On Wednesday, August 21 members of the Louisville Bike Network will host an Urban Bicycle Network Report Back meeting at 325 West Cardinal Boulevard. The meeting will run from 5:30 p.m. to 7 p.m. and serve as an opportunity for members to gauge what type of bicycle lanes or facilities will encourage more people to bike. Meeting guests and Louisville bicyclists at large are encouraged to fill out a survey to offer their input.

"This meeting is going to be a real invitation for people to come to share their interests and to build their interests," said 8th District Councilman Tom Owen.

The meeting comes after Louisville Metro Council gave the green light and $300,000 from its general fund to paint 28 miles of new bike lanes as roads are resurfaced throughout the city. The network will create a mass of bikeways linking destinations in Downtown, Old Louisville, and the main University of Louisville campus.

"The money that the Metro Council provided specifically is going to try to increase bicycle lanes and facilities between Belknap campus and downtown," said Councilman Owen.

Not all bicyclists are on board with the expansion.

"They want to make the bike lanes wider.
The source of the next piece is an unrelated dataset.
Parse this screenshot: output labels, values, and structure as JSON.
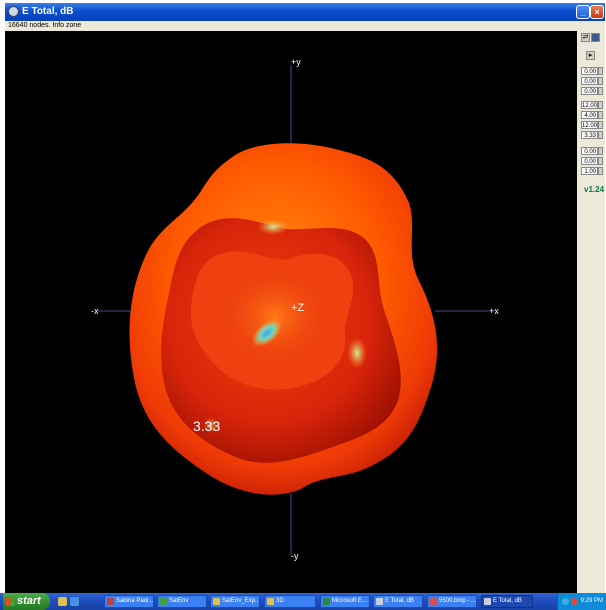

They want to establish a zone between bike lane and cars, but they're doing so with paint," said Bike Couriers Bike Shop Manager Jackie Green. "Paint does not protect."

Green said he feels the expansion creates a false sense of safety for novice bicyclists. Instead of widening and increasing bike lanes, he said he would like to see Metro Council reduce speed limits.

"Let's calm the traffic," began Green. "Let's travel at 20 miles per hour right here in Louisville inside the Watterson."

"I don't think there's a political consensus for that," began Councilman Owen. "I think we are still an automobile community."

Instead, the councilman suggested bicyclists and motorists work together, with both doing what they can to ensure the other stays safe.

"I would emphasize, personally, visibility, blinking lights, plenty of hands signals and then education for both communities, both the automobile and the bicycle community," said Owen.

Several public input meetings will be held to discuss the future of the bikeways to ensure they meet transportation, safety, and infrastructure demands. The next Louisville Bike Network public involvement meeting is scheduled for Tuesday, August 27. The meeting will be held at the Girl Scouts of Kentuckiana at 2115 Lexington Road from 5:30 p.m. to 7 p.m.

Road stripping is expected to begin this fall.